The unavoidable discomfort of figuration
This monograph of the artist Guy Van Bossche is a selection from the impressive oeuvre of works of art which he has realized since the … .
Smart, skilfull and restless
In our time, charecterized and marked by multiculturalism and post-modernism, society is searching increasingly for inspiration and challenge in the past. And not uncommonly, that is where it is hidden. The individual, however, in search of specific personal sensitivities, partially follows the same path. Someone like Guy Van Bossche does not hide that, althought he does attempt to escape from it.

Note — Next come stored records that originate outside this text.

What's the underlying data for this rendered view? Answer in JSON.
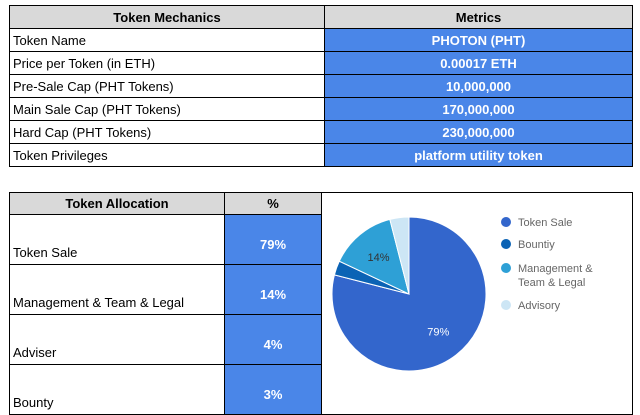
{
  "mechanics": {
    "header_left": "Token Mechanics",
    "header_right": "Metrics",
    "rows": [
      {
        "label": "Token Name",
        "value": "PHOTON (PHT)"
      },
      {
        "label": "Price per Token (in ETH)",
        "value": "0.00017 ETH"
      },
      {
        "label": "Pre-Sale Cap (PHT Tokens)",
        "value": "10,000,000"
      },
      {
        "label": "Main Sale Cap (PHT Tokens)",
        "value": "170,000,000"
      },
      {
        "label": "Hard Cap (PHT Tokens)",
        "value": "230,000,000"
      },
      {
        "label": "Token Privileges",
        "value": "platform utility token"
      }
    ]
  },
  "allocation": {
    "header_label": "Token Allocation",
    "header_pct": "%",
    "rows": [
      {
        "label": "Token Sale",
        "pct": "79%"
      },
      {
        "label": "Management & Team & Legal",
        "pct": "14%"
      },
      {
        "label": "Adviser",
        "pct": "4%"
      },
      {
        "label": "Bounty",
        "pct": "3%"
      }
    ]
  },
  "chart_data": {
    "type": "pie",
    "slices": [
      {
        "name": "Token Sale",
        "value": 79,
        "color": "#3366cc",
        "label": "79%"
      },
      {
        "name": "Bountiy",
        "value": 3,
        "color": "#0b63b5",
        "label": ""
      },
      {
        "name": "Management & Team & Legal",
        "value": 14,
        "color": "#2ea0d6",
        "label": "14%"
      },
      {
        "name": "Advisory",
        "value": 4,
        "color": "#cde6f5",
        "label": ""
      }
    ],
    "legend": [
      {
        "lines": [
          "Token Sale"
        ],
        "color": "#3366cc"
      },
      {
        "lines": [
          "Bountiy"
        ],
        "color": "#0b63b5"
      },
      {
        "lines": [
          "Management &",
          "Team & Legal"
        ],
        "color": "#2ea0d6"
      },
      {
        "lines": [
          "Advisory"
        ],
        "color": "#cde6f5"
      }
    ],
    "legend_position": "right"
  }
}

In the past, painters would take a vase of flowers and paint that. Or they went outside and painted the clouds, the trees, the sea. Or they had a model sit on the sofa and tried to reproduce body and soul on canvas. Gust De Smet went to the fair, Permeke to the farmers. Nowadays many painters are more likely to look for provocation or theme in painting itself. No wonder we find with Guy Van Bossche references to René Magritte, R. B. Kitaj, David Hockney, Richard Hamilton and orthers.
I do want not to give specific examples, list titles of works or art or make comparisons. That could not only make me stray into the anecdotal or an art history lesson, it is unnecessary for anyone who has a knowledge or art history ant it can be hindance – by working in too generalizing a way – to allowing others to look and enjoy open-mindedly. But it is worthwhile that I point this out so taht the onlooker who is not well-grounded in this fiels of (picture-related) knowledge also realizes that only the greatest artists in their field shift the boundaries of the past and anchor the future in the present.

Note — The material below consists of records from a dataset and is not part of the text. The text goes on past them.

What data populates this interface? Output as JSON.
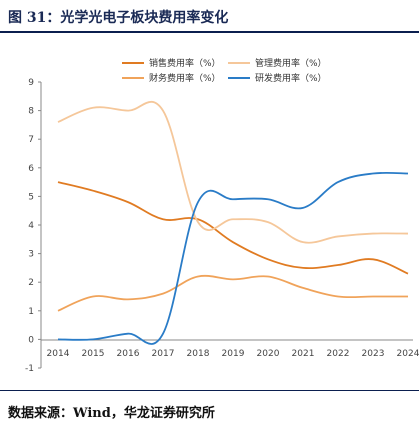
{
  "header": {
    "title": "图 31：光学光电子板块费用率变化"
  },
  "footer": {
    "source": "数据来源：Wind，华龙证券研究所"
  },
  "chart_data": {
    "type": "line",
    "x": [
      "2014",
      "2015",
      "2016",
      "2017",
      "2018",
      "2019",
      "2020",
      "2021",
      "2022",
      "2023",
      "2024"
    ],
    "ylim": [
      -1,
      9
    ],
    "yticks": [
      "9",
      "8",
      "7",
      "6",
      "5",
      "4",
      "3",
      "2",
      "1",
      "0",
      "-1"
    ],
    "grid": false,
    "legend_position": "top",
    "series": [
      {
        "name": "销售费用率（%）",
        "color": "#e07b22",
        "values": [
          5.5,
          5.2,
          4.8,
          4.2,
          4.2,
          3.4,
          2.8,
          2.5,
          2.6,
          2.8,
          2.3
        ]
      },
      {
        "name": "管理费用率（%）",
        "color": "#f5c79a",
        "values": [
          7.6,
          8.1,
          8.0,
          8.0,
          4.1,
          4.2,
          4.1,
          3.4,
          3.6,
          3.7,
          3.7
        ]
      },
      {
        "name": "财务费用率（%）",
        "color": "#f0a35a",
        "values": [
          1.0,
          1.5,
          1.4,
          1.6,
          2.2,
          2.1,
          2.2,
          1.8,
          1.5,
          1.5,
          1.5
        ]
      },
      {
        "name": "研发费用率（%）",
        "color": "#2a7cc7",
        "values": [
          0.0,
          0.0,
          0.2,
          0.2,
          4.8,
          4.9,
          4.9,
          4.6,
          5.5,
          5.8,
          5.8
        ]
      }
    ]
  }
}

One way or another, the artist – thus, also Guy Van Bossche – is stuck between two stools, one could say. To counteract that, however, he adds something, in the one work more than the other, to his references: he opens up the image plane and introduces carefully chosen and often purely abstracting element, as if he refines the idea selected from art history and makes it his own.
With Magritte it is the image itself which is fundamental, with Van Bossche it is the image plane, the area within which the story is told. But despite the finding that the painter builds up a subtle tension between the story and the area within the image plane, the result is nevertheless never clear and the allure is often and explicity injected through the sensual note her strikes – and whereby he smartly and skilfully exudes the pictorial atmosphere of a Raoul De Keyser.

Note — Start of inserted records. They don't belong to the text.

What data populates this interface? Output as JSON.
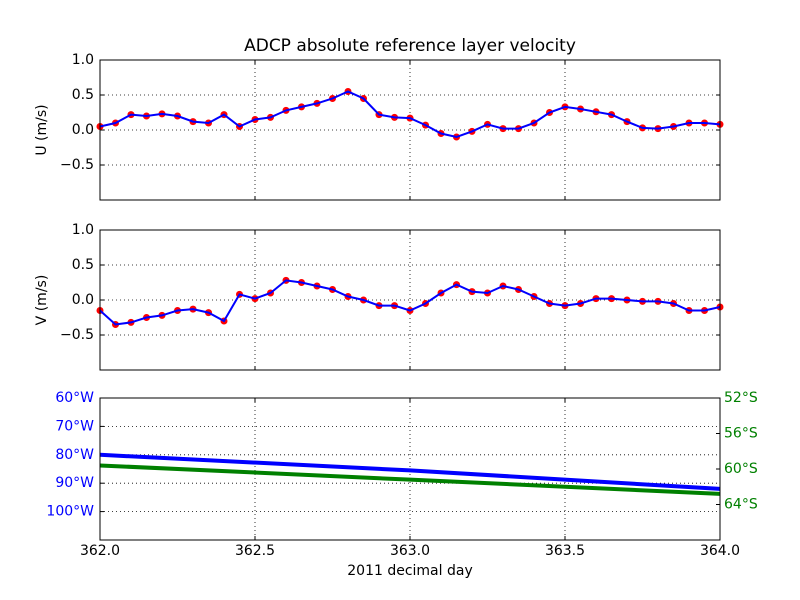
{
  "chart_data": [
    {
      "type": "line",
      "title": "ADCP absolute reference layer velocity",
      "ylabel": "U (m/s)",
      "x": [
        362.0,
        362.05,
        362.1,
        362.15,
        362.2,
        362.25,
        362.3,
        362.35,
        362.4,
        362.45,
        362.5,
        362.55,
        362.6,
        362.65,
        362.7,
        362.75,
        362.8,
        362.85,
        362.9,
        362.95,
        363.0,
        363.05,
        363.1,
        363.15,
        363.2,
        363.25,
        363.3,
        363.35,
        363.4,
        363.45,
        363.5,
        363.55,
        363.6,
        363.65,
        363.7,
        363.75,
        363.8,
        363.85,
        363.9,
        363.95,
        364.0
      ],
      "series": [
        {
          "color": "#0000ff",
          "marker_color": "#ff0000",
          "values": [
            0.05,
            0.1,
            0.22,
            0.2,
            0.23,
            0.2,
            0.12,
            0.1,
            0.22,
            0.05,
            0.15,
            0.18,
            0.28,
            0.33,
            0.38,
            0.45,
            0.55,
            0.45,
            0.22,
            0.18,
            0.17,
            0.07,
            -0.05,
            -0.1,
            -0.02,
            0.08,
            0.02,
            0.02,
            0.1,
            0.25,
            0.33,
            0.3,
            0.26,
            0.22,
            0.12,
            0.03,
            0.02,
            0.05,
            0.1,
            0.1,
            0.08
          ]
        }
      ],
      "xlim": [
        362,
        364
      ],
      "xticks": [
        362,
        362.5,
        363,
        363.5,
        364
      ],
      "show_xtick_labels": false,
      "ylim": [
        -1,
        1
      ],
      "yticks": [
        {
          "value": -0.5,
          "label": "−0.5"
        },
        {
          "value": 0,
          "label": "0.0"
        },
        0.5,
        {
          "value": 1,
          "label": "1.0"
        }
      ],
      "grid": true
    },
    {
      "type": "line",
      "ylabel": "V (m/s)",
      "x": [
        362.0,
        362.05,
        362.1,
        362.15,
        362.2,
        362.25,
        362.3,
        362.35,
        362.4,
        362.45,
        362.5,
        362.55,
        362.6,
        362.65,
        362.7,
        362.75,
        362.8,
        362.85,
        362.9,
        362.95,
        363.0,
        363.05,
        363.1,
        363.15,
        363.2,
        363.25,
        363.3,
        363.35,
        363.4,
        363.45,
        363.5,
        363.55,
        363.6,
        363.65,
        363.7,
        363.75,
        363.8,
        363.85,
        363.9,
        363.95,
        364.0
      ],
      "series": [
        {
          "color": "#0000ff",
          "marker_color": "#ff0000",
          "values": [
            -0.15,
            -0.35,
            -0.32,
            -0.25,
            -0.22,
            -0.15,
            -0.13,
            -0.18,
            -0.3,
            0.08,
            0.02,
            0.1,
            0.28,
            0.25,
            0.2,
            0.15,
            0.05,
            0.0,
            -0.08,
            -0.08,
            -0.15,
            -0.05,
            0.1,
            0.22,
            0.12,
            0.1,
            0.2,
            0.15,
            0.05,
            -0.05,
            -0.08,
            -0.05,
            0.02,
            0.02,
            0.0,
            -0.02,
            -0.02,
            -0.05,
            -0.15,
            -0.15,
            -0.1
          ]
        }
      ],
      "xlim": [
        362,
        364
      ],
      "xticks": [
        362,
        362.5,
        363,
        363.5,
        364
      ],
      "show_xtick_labels": false,
      "ylim": [
        -1,
        1
      ],
      "yticks": [
        {
          "value": -0.5,
          "label": "−0.5"
        },
        {
          "value": 0,
          "label": "0.0"
        },
        0.5,
        {
          "value": 1,
          "label": "1.0"
        }
      ],
      "grid": true
    },
    {
      "type": "line",
      "xlabel": "2011 decimal day",
      "x": [
        362,
        363,
        364
      ],
      "series": [
        {
          "color": "#0000ff",
          "values": [
            -80,
            -85.5,
            -92
          ]
        },
        {
          "color": "#008000",
          "axis": "y2",
          "values": [
            -59.6,
            -61.2,
            -62.8
          ]
        }
      ],
      "xlim": [
        362,
        364
      ],
      "xticks": [
        {
          "value": 362,
          "label": "362.0"
        },
        362.5,
        {
          "value": 363,
          "label": "363.0"
        },
        363.5,
        {
          "value": 364,
          "label": "364.0"
        }
      ],
      "show_xtick_labels": true,
      "ylim": [
        -110,
        -60
      ],
      "yticks": [
        {
          "value": -100,
          "label": "100°W"
        },
        {
          "value": -90,
          "label": "90°W"
        },
        {
          "value": -80,
          "label": "80°W"
        },
        {
          "value": -70,
          "label": "70°W"
        },
        {
          "value": -60,
          "label": "60°W"
        }
      ],
      "ytick_color": "#0000ff",
      "y2lim": [
        -68,
        -52
      ],
      "y2ticks": [
        {
          "value": -64,
          "label": "64°S"
        },
        {
          "value": -60,
          "label": "60°S"
        },
        {
          "value": -56,
          "label": "56°S"
        },
        {
          "value": -52,
          "label": "52°S"
        }
      ],
      "y2tick_color": "#008000",
      "grid": true
    }
  ]
}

In other words, the painter starts from the art of painting and adds, in a sensitive merging of light and dark, iconic elements from that same art to his work. But through the restlessness he creates betwen the spatial and the desgin, through the alienating, not seldom confusing and intriguing composition of the story, he aims to escape from his source – from the artists who have opened his eyes and shown him the way. Via that escape manoeuvre he becomes himself: Guy Van Bossche.